A major peak industry body has revealed that Australia’s manufacturing sector slashed around 12,000 jobs, or 1.3 percent of the total workforce, in the 12 months leading to June 2024.
At a recent parliamentary inquiry on the cost of living, Jeffrey Wilson, a research director at the Australian Industry Group (Ai Group), discussed the challenges facing Australian businesses due to inflation.
Wilson noted that while there has been a significant drop in employment, the growth in the manufacturing sector was negligible.
“Output manufacturing grew by an anemic 0.2 percent in real terms last financial year, with food the only major branch to show any meaningful growth,” he said.

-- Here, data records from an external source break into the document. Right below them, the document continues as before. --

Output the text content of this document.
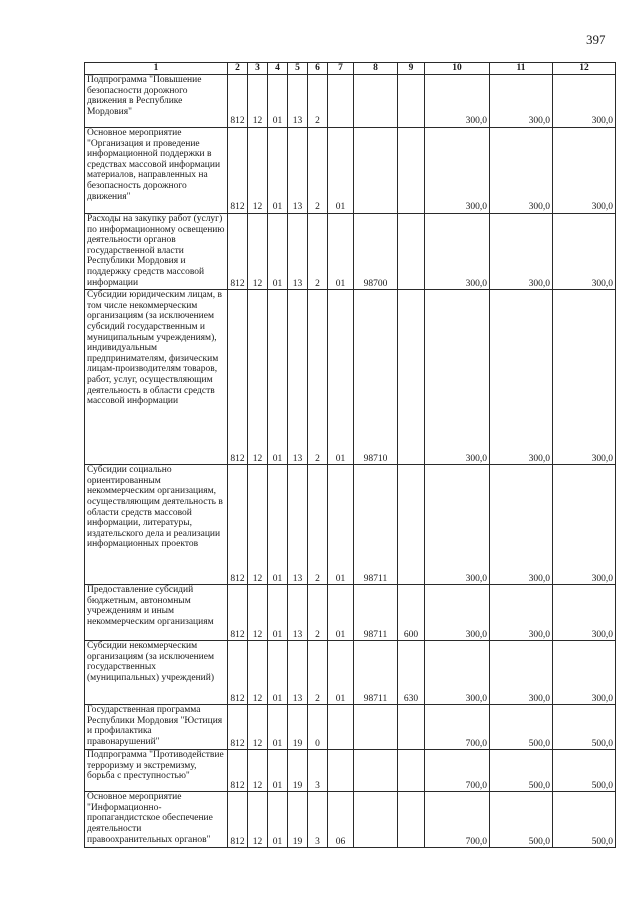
397
1	2	3	4	5	6	7	8	9	10	11	12
Подпрограмма "Повышение безопасности дорожного движения в Республике Мордовия"	812	12	01	13	2				300,0	300,0	300,0
Основное мероприятие "Организация и проведение информационной поддержки в средствах массовой информации материалов, направленных на безопасность дорожного движения"	812	12	01	13	2	01			300,0	300,0	300,0
Расходы на закупку работ (услуг) по информационному освещению деятельности органов государственной власти Республики Мордовия и поддержку средств массовой информации	812	12	01	13	2	01	98700		300,0	300,0	300,0
Субсидии юридическим лицам, в том числе некоммерческим организациям (за исключением субсидий государственным и муниципальным учреждениям), индивидуальным предпринимателям, физическим лицам-производителям товаров, работ, услуг, осуществляющим деятельность в области средств массовой информации	812	12	01	13	2	01	98710		300,0	300,0	300,0
Субсидии социально ориентированным некоммерческим организациям, осуществляющим деятельность в области средств массовой информации, литературы, издательского дела и реализации информационных проектов	812	12	01	13	2	01	98711		300,0	300,0	300,0
Предоставление субсидий бюджетным, автономным учреждениям и иным некоммерческим организациям	812	12	01	13	2	01	98711	600	300,0	300,0	300,0
Субсидии некоммерческим организациям (за исключением государственных (муниципальных) учреждений)	812	12	01	13	2	01	98711	630	300,0	300,0	300,0
Государственная программа Республики Мордовия "Юстиция и профилактика правонарушений"	812	12	01	19	0				700,0	500,0	500,0
Подпрограмма "Противодействие терроризму и экстремизму, борьба с преступностью"	812	12	01	19	3				700,0	500,0	500,0
Основное мероприятие "Информационно-пропагандистское обеспечение деятельности правоохранительных органов"	812	12	01	19	3	06			700,0	500,0	500,0
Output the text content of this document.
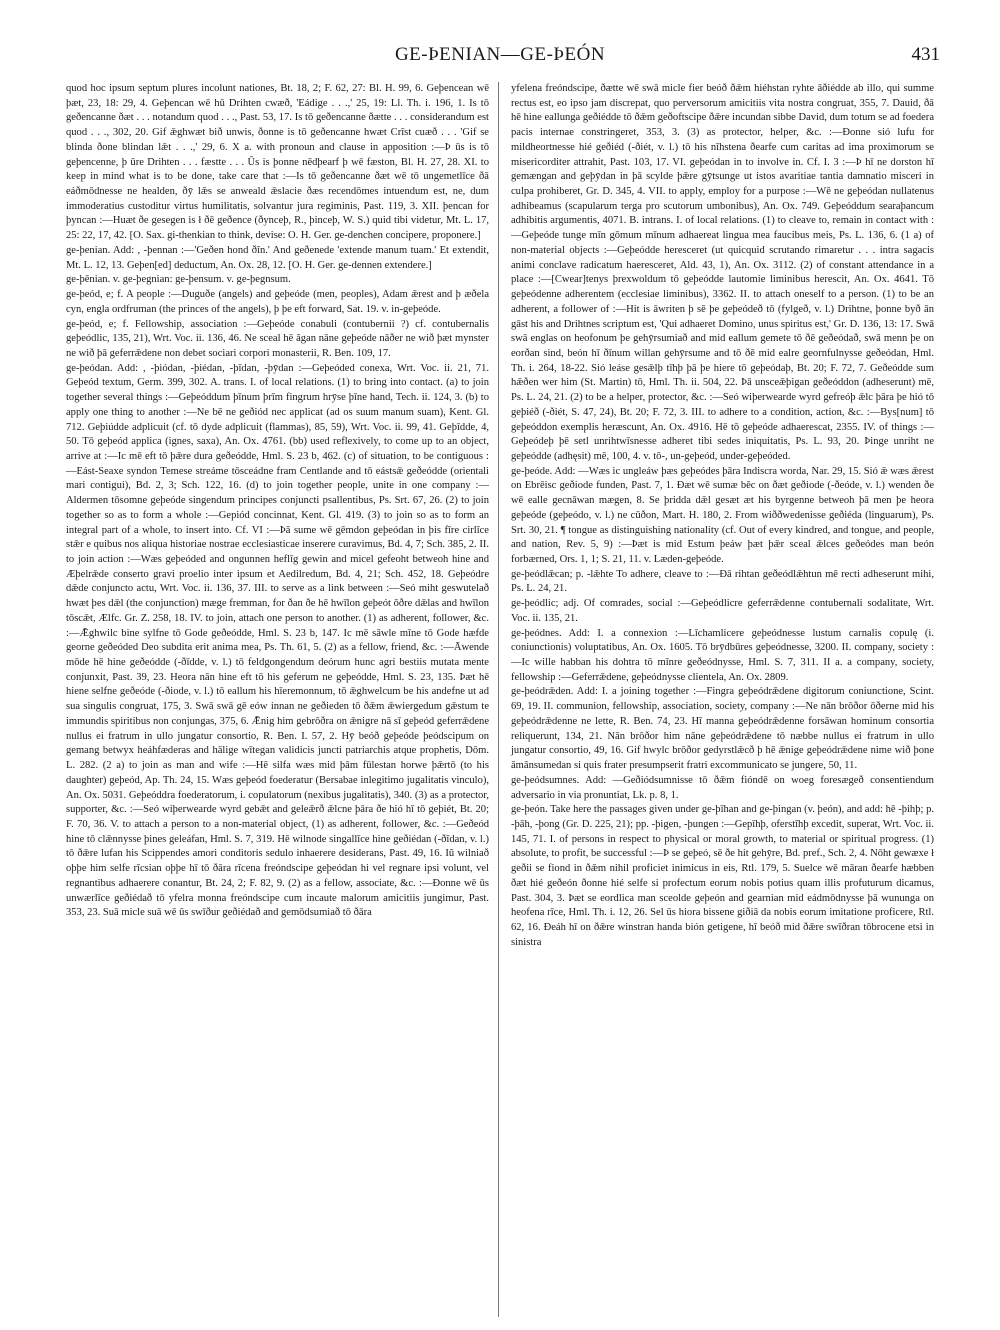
GE-ÞENIAN—GE-ÞEÓN	431
quod hoc ipsum septum plures incolunt nationes, Bt. 18, 2; F. 62, 27: Bl. H. 99, 6. Geþencean wē þæt, 23, 18: 29, 4. Geþencan wē hū Drihten cwæð, 'Eádige . . .,' 25, 19: Ll. Th. i. 196, 1. Is tō geðencanne ðæt . . . notandum quod . . ., Past. 53, 17. Is tō geðencanne ðætte . . . considerandum est quod . . ., 302, 20. Gif ǣghwæt bið unwis, ðonne is tō geðencanne hwæt Crīst cuæð . . . 'Gif se blinda ðone blindan lǣt . . .,' 29, 6. X a. with pronoun and clause in apposition :—Þ ūs is tō geþencenne, þ ūre Drihten . . . fæstte . . . Ūs is þonne nēdþearf þ wē fæston, Bl. H. 27, 28. XI. to keep in mind what is to be done, take care that :—Is tō geðencanne ðæt wē tō ungemetlīce ðā eáðmōdnesse ne healden, ðȳ lǣs se anweald ǣslacie ðæs recendōmes intuendum est, ne, dum immoderatius custoditur virtus humilitatis, solvantur jura regiminis, Past. 119, 3. XII. þencan for þyncan :—Huæt ðe gesegen is ł ðē geðence (ðynceþ, R., þinceþ, W. S.) quid tibi videtur, Mt. L. 17, 25: 22, 17, 42. [O. Sax. gi-thenkian to think, devise: O. H. Ger. ge-denchen concipere, proponere.]
ge-þenian. Add: , -þennan :—'Geðen hond ðīn.' And geðenede 'extende manum tuam.' Et extendit, Mt. L. 12, 13. Geþen[ed] deductum, An. Ox. 28, 12. [O. H. Ger. ge-dennen extendere.]
ge-þēnian. v. ge-þegnian: ge-þensum. v. ge-þegnsum.
ge-þeód, e; f. A people :—Duguðe (angels) and geþeóde (men, peoples), Adam ǣrest and þ æðela cyn, engla ordfruman (the princes of the angels), þ þe eft forward, Sat. 19. v. in-geþeóde.
ge-þeód, e; f. Fellowship, association :—Geþeóde conabuli (contubernii ?) cf. contubernalis geþeódlic, 135, 21), Wrt. Voc. ii. 136, 46. Ne sceal hē āgan nāne geþeóde nāðer ne wið þæt mynster ne wið þā geferrǣdene non debet sociari corpori monasterii, R. Ben. 109, 17.
ge-þeódan. Add: , -þiódan, -þiédan, -þīdan, -þȳdan :—Geþeóded conexa, Wrt. Voc. ii. 21, 71. Geþeód textum, Germ. 399, 302. A. trans. I. of local relations. (1) to bring into contact. (a) to join together several things :—Geþeóddum þīnum þrīm fingrum hrȳse þīne hand, Tech. ii. 124, 3. (b) to apply one thing to another :—Ne bē ne geðiód nec applicat (ad os suum manum suam), Kent. Gl. 712. Geþiúdde adplicuit (cf. tō dyde adplicuit (flammas), 85, 59), Wrt. Voc. ii. 99, 41. Geþīdde, 4, 50. Tō geþeód applica (ignes, saxa), An. Ox. 4761. (bb) used reflexively, to come up to an object, arrive at :—Ic mē eft tō þǣre dura geðeódde, Hml. S. 23 b, 462. (c) of situation, to be contiguous :—Eást-Seaxe syndon Temese streáme tōsceádne fram Centlande and tō eástsǣ geðeódde (orientali mari contigui), Bd. 2, 3; Sch. 122, 16. (d) to join together people, unite in one company :—Aldermen tōsomne geþeóde singendum principes conjuncti psallentibus, Ps. Srt. 67, 26. (2) to join together so as to form a whole :—Gepiód concinnat, Kent. Gl. 419. (3) to join so as to form an integral part of a whole, to insert into. Cf. VI :—Þā sume wē gēmdon geþeódan in þis fīre cirlīce stǣr e quibus nos aliqua historiae nostrae ecclesiasticae inserere curavimus, Bd. 4, 7; Sch. 385, 2. II. to join action :—Wæs geþeóded and ongunnen heflīg gewin and micel gefeoht betweoh hine and Æþelrǣde conserto gravi proelio inter ipsum et Aedilredum, Bd. 4, 21; Sch. 452, 18. Geþeódre dǣde conjuncto actu, Wrt. Voc. ii. 136, 37. III. to serve as a link between :—Seó miht geswutelað hwæt þes dǣl (the conjunction) mæge fremman, for ðan ðe hē hwīlon geþeót ōðre dǣlas and hwīlon tōscǣt, Ælfc. Gr. Z. 258, 18. IV. to join, attach one person to another. (1) as adherent, follower, &c. :—Ǣghwilc bine sylfne tō Gode geðeódde, Hml. S. 23 b, 147. Ic mē sāwle mīne tō Gode hæfde georne geðeóded Deo subdita erit anima mea, Ps. Th. 61, 5. (2) as a fellow, friend, &c. :—Āwende mōde hē hine geðeódde (-ðīdde, v. l.) tō feldgongendum deórum hunc agri bestiis mutata mente conjunxit, Past. 39, 23. Heora nān hine eft tō his geferum ne geþeódde, Hml. S. 23, 135. Þæt hē hiene selfne geðeóde (-ðiode, v. l.) tō eallum his hīeremonnum, tō ǣghwelcum be his andefne ut ad sua singulis congruat, 175, 3. Swā swā gē eów innan ne geðieden tō ðǣm ǣwiergedum gǣstum te immundis spiritibus non conjungas, 375, 6. Ǣnig him gebrōðra on ǣnigre nā sī geþeód geferrǣdene nullus ei fratrum in ullo jungatur consortio, R. Ben. I. 57, 2. Hȳ beóð geþeóde þeódscipum on gemang betwyx heáhfæderas and hālige wītegan validicis juncti patriarchis atque prophetis, Dōm. L. 282. (2 a) to join as man and wife :—Hē silfa wæs mid þām fūlestan horwe þǣrtō (to his daughter) geþeód, Ap. Th. 24, 15. Wæs geþeód foederatur (Bersabae inlegitimo jugalitatis vinculo), An. Ox. 5031. Geþeóddra foederatorum, i. copulatorum (nexibus jugalitatis), 340. (3) as a protector, supporter, &c. :—Seó wiþerwearde wyrd gebǣt and geleǣrð ǣlcne þāra ðe hió hī tō geþiét, Bt. 20; F. 70, 36. V. to attach a person to a non-material object, (1) as adherent, follower, &c. :—Geðeód hine tō clǣnnysse þines geleáfan, Hml. S. 7, 319. Hē wilnode singallīce hine geðiédan (-ðīdan, v. l.) tō ðǣre lufan his Scippendes amori conditoris sedulo inhaerere desiderans, Past. 49, 16. Iū wilniað oþþe him selfe rīcsian oþþe hī tō ðāra rīcena freóndscipe geþeódan hi vel regnare ipsi volunt, vel regnantibus adhaerere conantur, Bt. 24, 2; F. 82, 9. (2) as a fellow, associate, &c. :—Ðonne wē ūs unwærlīce geðiédað tō yfelra monna freóndscipe cum incaute malorum amicitiis jungimur, Past. 353, 23. Suā micle suā wē ūs swīður geðiédað and gemōdsumiað tō ðāra
yfelena freóndscipe, ðætte wē swā micle fier beóð ðǣm hiéhstan ryhte āðiédde ab illo, qui summe rectus est, eo ipso jam discrepat, quo perversorum amicitiis vita nostra congruat, 355, 7. Dauid, ðā hē hine eallunga geðiédde tō ðǣm geðoftscipe ðǣre incundan sibbe David, dum totum se ad foedera pacis internae constringeret, 353, 3. (3) as protector, helper, &c. :—Ðonne sió lufu for mildheortnesse hié geðiéd (-ðiét, v. l.) tō his nīhstena ðearfe cum caritas ad ima proximorum se misericorditer attrahit, Past. 103, 17. VI. geþeódan in to involve in. Cf. I. 3 :—Þ hī ne dorston hī gemængan and geþȳdan in þā scylde þǣre gȳtsunge ut istos avaritiae tantia damnatio misceri in culpa prohiberet, Gr. D. 345, 4. VII. to apply, employ for a purpose :—Wē ne geþeódan nullatenus adhibeamus (scapularum terga pro scutorum umbonibus), An. Ox. 749. Geþeóddum searaþancum adhibitis argumentis, 4071. B. intrans. I. of local relations. (1) to cleave to, remain in contact with :—Geþeóde tunge mīn gōmum mīnum adhaereat lingua mea faucibus meis, Ps. L. 136, 6. (1 a) of non-material objects :—Geþeódde heresceret (ut quicquid scrutando rimaretur . . . intra sagacis animi conclave radicatum haeresceret, Ald. 43, 1), An. Ox. 3112. (2) of constant attendance in a place :—[Cwear]tenys þrexwoldum tō geþeódde lautomie liminibus herescit, An. Ox. 4641. Tō geþeódenne adherentem (ecclesiae liminibus), 3362. II. to attach oneself to a person. (1) to be an adherent, a follower of :—Hit is āwriten þ sē þe geþeódeð tō (fylgeð, v. l.) Drihtne, þonne byð ān gāst his and Drihtnes scriptum est, 'Qui adhaeret Domino, unus spiritus est,' Gr. D. 136, 13: 17. Swā swā englas on heofonum þe gehȳrsumiað and mid eallum gemete tō ðē geðeódað, swā menn þe on eorðan sind, beón hī ðīnum willan gehȳrsume and tō ðē mid ealre geornfulnysse geðeódan, Hml. Th. i. 264, 18-22. Sió leáse gesǣlþ tīhþ þā þe hiere tō geþeódaþ, Bt. 20; F. 72, 7. Geðeódde sum hǣðen wer him (St. Martin) tō, Hml. Th. ii. 504, 22. Þā unsceǣþigan geðeóddon (adheserunt) mē, Ps. L. 24, 21. (2) to be a helper, protector, &c. :—Seó wiþerwearde wyrd gefreóþ ǣlc þāra þe hió tō geþiéð (-ðiét, S. 47, 24), Bt. 20; F. 72, 3. III. to adhere to a condition, action, &c. :—Bys[num] tō geþeóddon exemplis heræscunt, An. Ox. 4916. Hē tō geþeóde adhaerescat, 2355. IV. of things :—Geþeódeþ þē setl unrihtwīsnesse adheret tibi sedes iniquitatis, Ps. L. 93, 20. Þinge unriht ne geþeódde (adhęsit) mē, 100, 4. v. tō-, un-geþeód, under-geþeóded.
ge-þeóde. Add: —Wæs ic ungleáw þæs geþeódes þāra Indiscra worda, Nar. 29, 15. Sió ǣ wæs ǣrest on Ebrēisc geðiode funden, Past. 7, 1. Ðæt wē sumæ bēc on ðæt geðiode (-ðeóde, v. l.) wenden ðe wē ealle gecnāwan mægen, 8. Se þridda dǣl gesæt æt his byrgenne betweoh þā men þe heora geþeóde (geþeódo, v. l.) ne cūðon, Mart. H. 180, 2. From wiððwedenisse geðiéda (linguarum), Ps. Srt. 30, 21. ¶ tongue as distinguishing nationality (cf. Out of every kindred, and tongue, and people, and nation, Rev. 5, 9) :—Þæt is mid Estum þeáw þæt þǣr sceal ǣlces geðeódes man beón forbærned, Ors. 1, 1; S. 21, 11. v. Læden-geþeóde.
ge-þeódlǣcan; p. -lǣhte To adhere, cleave to :—Ðā rihtan geðeódlǣhtun mē recti adheserunt mihi, Ps. L. 24, 21.
ge-þeódlic; adj. Of comrades, social :—Geþeódlicre geferrǣdenne contubernali sodalitate, Wrt. Voc. ii. 135, 21.
ge-þeódnes. Add: I. a connexion :—Līchamlicere geþeódnesse lustum carnalis copulę (i. coniunctionis) voluptatibus, An. Ox. 1605. Tō brȳdbūres geþeódnesse, 3200. II. company, society :—Ic wille habban his dohtra tō mīnre geðeódnysse, Hml. S. 7, 311. II a. a company, society, fellowship :—Geferrǣdene, geþeódnysse clientela, An. Ox. 2809.
ge-þeódrǣden. Add: I. a joining together :—Fingra geþeódrǣdene digitorum coniunctione, Scint. 69, 19. II. communion, fellowship, association, society, company :—Ne nān brōðor ōðerne mid his geþeódrǣdenne ne lette, R. Ben. 74, 23. Hī manna geþeódrǣdenne forsāwan hominum consortia reliquerunt, 134, 21. Nān brōðor him nāne geþeódrǣdene tō næbbe nullus ei fratrum in ullo jungatur consortio, 49, 16. Gif hwylc brōðor gedyrstlǣcð þ hē ǣnige geþeódrǣdene nime wið þone āmānsumedan si quis frater presumpserit fratri excommunicato se jungere, 50, 11.
ge-þeódsumnes. Add: —Geðiódsumnisse tō ðǣm fióndē on woeg foresægeð consentiendum adversario in via pronuntiat, Lk. p. 8, 1.
ge-þeón. Take here the passages given under ge-þīhan and ge-þingan (v. þeón), and add: hē -þihþ; p. -þāh, -þong (Gr. D. 225, 21); pp. -þigen, -þungen :—Gepīhþ, oferstīhþ excedit, superat, Wrt. Voc. ii. 145, 71. I. of persons in respect to physical or moral growth, to material or spiritual progress. (1) absolute, to profit, be successful :—Þ se geþeó, sē ðe hit gehȳre, Bd. pref., Sch. 2, 4. Nōht gewæxe ł geðii se fiond in ðǣm nihil proficiet inimicus in eis, Rtl. 179, 5. Suelce wē māran ðearfe hæbben ðæt hié geðeón ðonne hié selfe si profectum eorum nobis potius quam illis profuturum dicamus, Past. 304, 3. Þæt se eordlica man sceolde geþeón and gearnian mid eádmōdnysse þā wununga on heofena rīce, Hml. Th. i. 12, 26. Sel ūs hiora bissene giðiā da nobis eorum imitatione proficere, Rtl. 62, 16. Ðeáh hī on ðǣre winstran handa bión getigene, hī beóð mid ðǣre swīðran tōbrocene etsi in sinistra
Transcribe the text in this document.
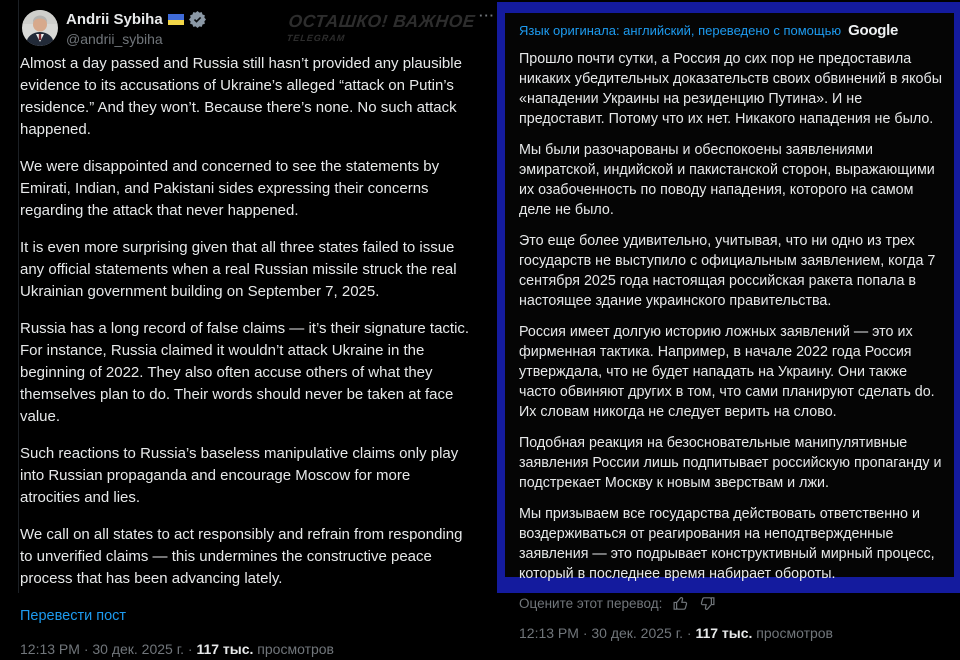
Andrii Sybiha
@andrii_sybiha
ОСТАШКО! ВАЖНОЕ
TELEGRAM
···

Almost a day passed and Russia still hasn’t provided any plausible evidence to its accusations of Ukraine’s alleged “attack on Putin’s residence.” And they won’t. Because there’s none. No such attack happened.

We were disappointed and concerned to see the statements by Emirati, Indian, and Pakistani sides expressing their concerns regarding the attack that never happened.

It is even more surprising given that all three states failed to issue any official statements when a real Russian missile struck the real Ukrainian government building on September 7, 2025.

Russia has a long record of false claims — it’s their signature tactic. For instance, Russia claimed it wouldn’t attack Ukraine in the beginning of 2022. They also often accuse others of what they themselves plan to do. Their words should never be taken at face value.

Such reactions to Russia’s baseless manipulative claims only play into Russian propaganda and encourage Moscow for more atrocities and lies.

We call on all states to act responsibly and refrain from responding to unverified claims — this undermines the constructive peace process that has been advancing lately.

Перевести пост
12:13 PM · 30 дек. 2025 г. · 117 тыс. просмотров
Язык оригинала: английский, переведено с помощью Google

Прошло почти сутки, а Россия до сих пор не предоставила никаких убедительных доказательств своих обвинений в якобы «нападении Украины на резиденцию Путина». И не предоставит. Потому что их нет. Никакого нападения не было.

Мы были разочарованы и обеспокоены заявлениями эмиратской, индийской и пакистанской сторон, выражающими их озабоченность по поводу нападения, которого на самом деле не было.

Это еще более удивительно, учитывая, что ни одно из трех государств не выступило с официальным заявлением, когда 7 сентября 2025 года настоящая российская ракета попала в настоящее здание украинского правительства.

Россия имеет долгую историю ложных заявлений — это их фирменная тактика. Например, в начале 2022 года Россия утверждала, что не будет нападать на Украину. Они также часто обвиняют других в том, что сами планируют сделать do. Их словам никогда не следует верить на слово.

Подобная реакция на безосновательные манипулятивные заявления России лишь подпитывает российскую пропаганду и подстрекает Москву к новым зверствам и лжи.

Мы призываем все государства действовать ответственно и воздерживаться от реагирования на неподтвержденные заявления — это подрывает конструктивный мирный процесс, который в последнее время набирает обороты.

Оцените этот перевод:
12:13 PM · 30 дек. 2025 г. · 117 тыс. просмотров
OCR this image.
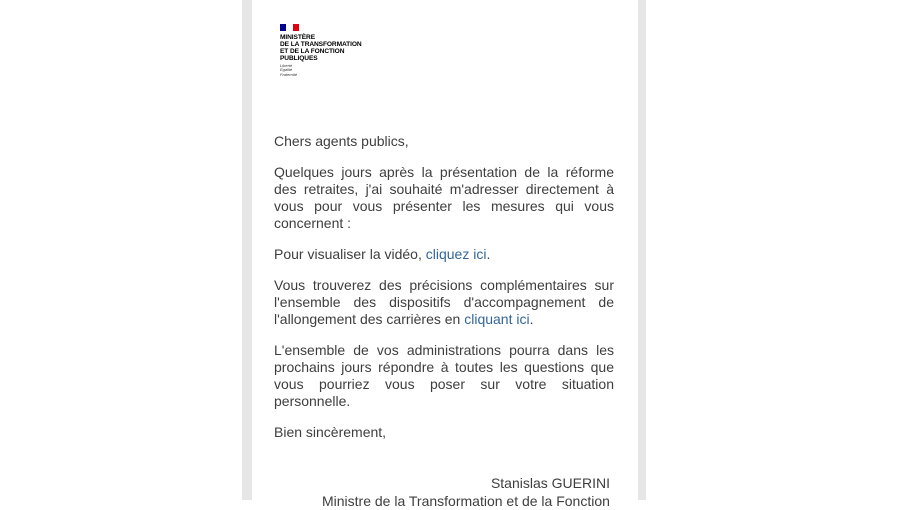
MINISTÈRE
DE LA TRANSFORMATION
ET DE LA FONCTION
PUBLIQUES
Liberté
Égalité
Fraternité

Chers agents publics,

Quelques jours après la présentation de la réforme des retraites, j'ai souhaité m'adresser directement à vous pour vous présenter les mesures qui vous concernent :

Pour visualiser la vidéo, cliquez ici.

Vous trouverez des précisions complémentaires sur l'ensemble des dispositifs d'accompagnement de l'allongement des carrières en cliquant ici.

L'ensemble de vos administrations pourra dans les prochains jours répondre à toutes les questions que vous pourriez vous poser sur votre situation personnelle.

Bien sincèrement,

Stanislas GUERINI
Ministre de la Transformation et de la Fonction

“This reveals the heavy burden that inflation is having on the health of Australian manufacturing.”
Citing data from the Australian Bureau of Statistics (ABS), Wilson said the prices of the inputs used by Australian manufacturers soared by 20 percent on average in the last three years.
The most dramatic increases were seen in ferrous metal products and steel (up 35 percent), electrical equipment (up 40 percent), non-ferrous metals (up 49 percent), basic chemicals (up 51 percent), and natural gas (up 58 percent).
In addition to the surge in material costs, the Ai Group director said the manufacturing industry was under increased employment pressure, with average wage rates rising by 11.5 percent in the past three years.
“That’s the highest increase of any industry in Australia over the same period,” he said.
“Very high increases in minimum wages in 2022 and 2023 by the Fair Work Commission played a role in this, as have recent legislative changes to the industrial relations system that have introduced rigidities, making life harder for manufacturing employers.”
Under the challenging economic conditions, Wilson said the operating margins of Australian manufacturing dropped from 8.8 to 7.9 percent, with nine of the 13 sub-industries reporting declines.
“These costs-of-doing-business problems only worsen our cost-of-living challenges, given the central role that manufacturing plays in our industrial ecosystem and in producing the goods needed by Australian households,” he said.
Food and Grocery Producers Are in Trouble: Peak Body
Tanya Barden, CEO of the Australian Food and Grocery Council, also talked about the precarious situation facing her industry.Barden shared that while her industry saw an increase in turnover, profitability has declined.
“ABS data for the 2022-23 financial year shows that turnover increased by 11 percent, but profits fell by 7 percent,” she said.
“This is a troubling trend driven by several factors that impact our operations and ultimately, the cost of goods for consumers, as well as the ability to employ in Australia.
“Costs of labour, transport, energy, commodities, packaging, warehousing continue to rise, and pressures on household budgets are making it more difficult for businesses to recover the costs and to justify further investment in Australia.”
To tackle those challenges, the CEO suggested the government urgently provide targeted capital investment incentives to help the industry increase competitiveness and productivity while meeting net zero requirements.
Barden said it was hard for food and grocery businesses to justify investments in changing the energy sources of their equipment—such as from gas to electricity—when they did not deliver dividend growth.
“These things can get into the tens, hundreds of millions of dollars for individual businesses, and can be hard to justify,” she said.
“If we have tax incentives, they will help stimulate and bring forward these investments in Australia.”